Настроение Эдди улучшается.
– Нет, черт возьми! Расскажите-ка мне.
– Я консультирую его уже почти шесть месяцев. Я также полагаю, что его уже обследовали раньше, но у меня нет записей.
– История душевной болезни – все лучше и лучше. – Он берет трубку зазвонившего телефона и делает мне знак, чтобы я продолжал. Он пытается вести два разговора одновременно.
– Бобби сказал, почему вышел из себя?
– Она села в его кеб.
– Вряд ли это можно считать уважительной причиной.
– Вы когда-нибудь пытались поймать такси в Холборне дождливым утром в пятницу? – хмыкает он.
– Я думаю, там есть что-то еще.
Эдди вздыхает:
– Послушайте, Поллианна,[3] я не прошу клиентов говорить правду.
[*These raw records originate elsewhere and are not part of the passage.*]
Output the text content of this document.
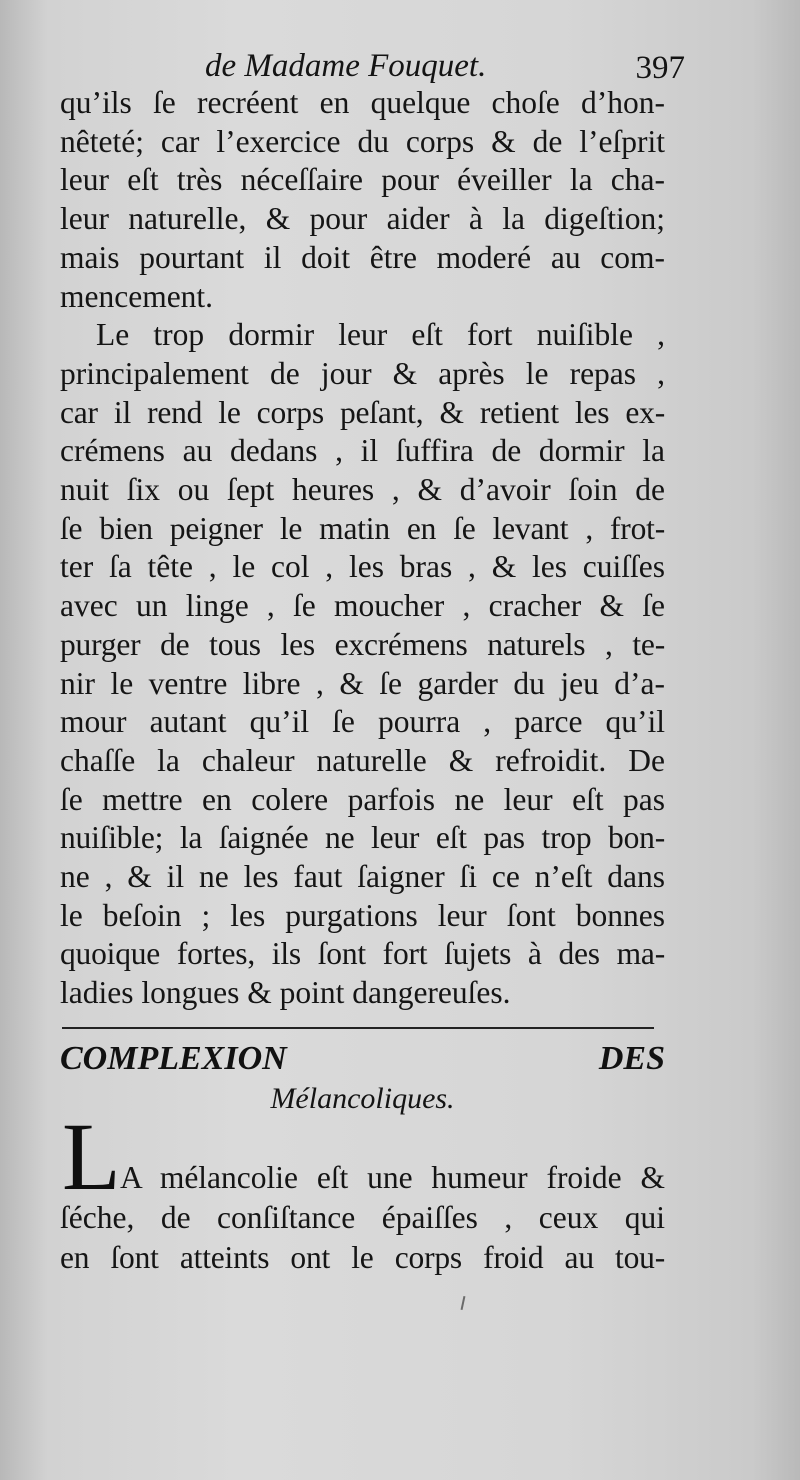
de Madame Fouquet.	397
qu’ils ſe recréent en quelque choſe d’hon-
nêteté; car l’exercice du corps & de l’eſprit
leur eſt très néceſſaire pour éveiller la cha-
leur naturelle, & pour aider à la digeſtion;
mais pourtant il doit être moderé au com-
mencement.
Le trop dormir leur eſt fort nuiſible ,
principalement de jour & après le repas ,
car il rend le corps peſant, & retient les ex-
crémens au dedans , il ſuffira de dormir la
nuit ſix ou ſept heures , & d’avoir ſoin de
ſe bien peigner le matin en ſe levant , frot-
ter ſa tête , le col , les bras , & les cuiſſes
avec un linge , ſe moucher , cracher & ſe
purger de tous les excrémens naturels , te-
nir le ventre libre , & ſe garder du jeu d’a-
mour autant qu’il ſe pourra , parce qu’il
chaſſe la chaleur naturelle & refroidit. De
ſe mettre en colere parfois ne leur eſt pas
nuiſible; la ſaignée ne leur eſt pas trop bon-
ne , & il ne les faut ſaigner ſi ce n’eſt dans
le beſoin ; les purgations leur ſont bonnes
quoique fortes, ils ſont fort ſujets à des ma-
ladies longues & point dangereuſes.
COMPLEXION DES
Mélancoliques.
L A mélancolie eſt une humeur froide &
ſéche, de conſiſtance épaiſſes , ceux qui
en ſont atteints ont le corps froid au tou-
Я просто вытаскиваю их из тюрьмы, чтобы они могли снова совершать те же ошибки.
– Эта женщина – как она выглядела?
– На фотографиях – настоящее месиво.
– Возраст?
– За сорок. Темноволосая.
– Что на ней было надето?
– Секундочку. – Он вешает трубку и орет своей секретарше, чтобы та принесла дело Бобби. А потом перебирает страницы, бормоча себе под нос: – Юбка выше колена, высокие каблуки, короткая куртка… Овца, нарядившаяся ягненком, я бы сказал. А зачем вам?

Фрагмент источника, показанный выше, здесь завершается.